Free Source As Public Library?


In 60 years IT evolved from a subject matter for scientific research into manufacture and then industry with its own design, management and quality standards. 

Now there are practically three generations of specialists activating in different organizations, who have assisted these major shifts and have had to drop the “previous” technology and business model for finding their way with the “current” one. 

20-25 years ago the software development was still manufacturing-based, and the market was so hungry of new products, that the users have accepted testing alpha-stage free software packages in their own time.

Then in a decade the global spread of the Internet has put pressure on developers to invest effort in architecting loosely coupled solutions rather than growing monolithic desktop applications.

The investments coming from commercial companies have helped the software business to evolve from manufacture into industry, and the interoperability needs have been beneficial for standardization.

10-15 years ago the software market saturation and the economic slowdown have affected numerous software companies.

Most companies have adopted free software usage and outsourcing as collaboration models in order to consolidate their businesses and partnerships. During this adaptation process the limitations of the GPL license became evident, and other licensing models (MIT, Apache) became more popular.
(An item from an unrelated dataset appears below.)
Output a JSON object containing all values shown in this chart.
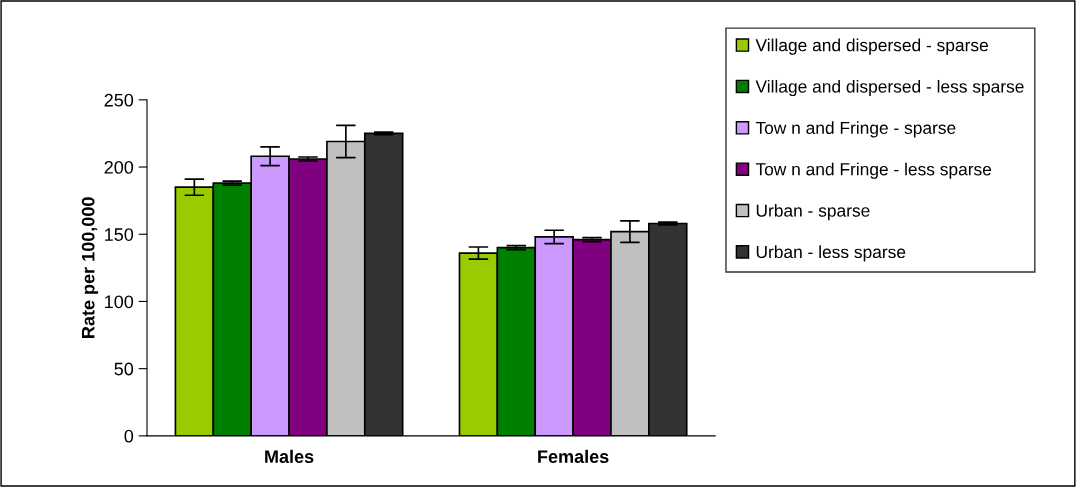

As the life-cycle of a software product is of 3-5 years, the current market offer includes a considerable number of applications employing many modules designed with earlier hardware architectures in mind.

On the other hand a server-side interpreter or a database engine with threading problems don’t play well in the cloud, and JavaScript is not suitable for everything needed at client-side.

Short-time investors might be right when opting for extending the life-cycle of a classic software product, but on the long run selecting carefully new tools and using them correctly will keep the boat floating.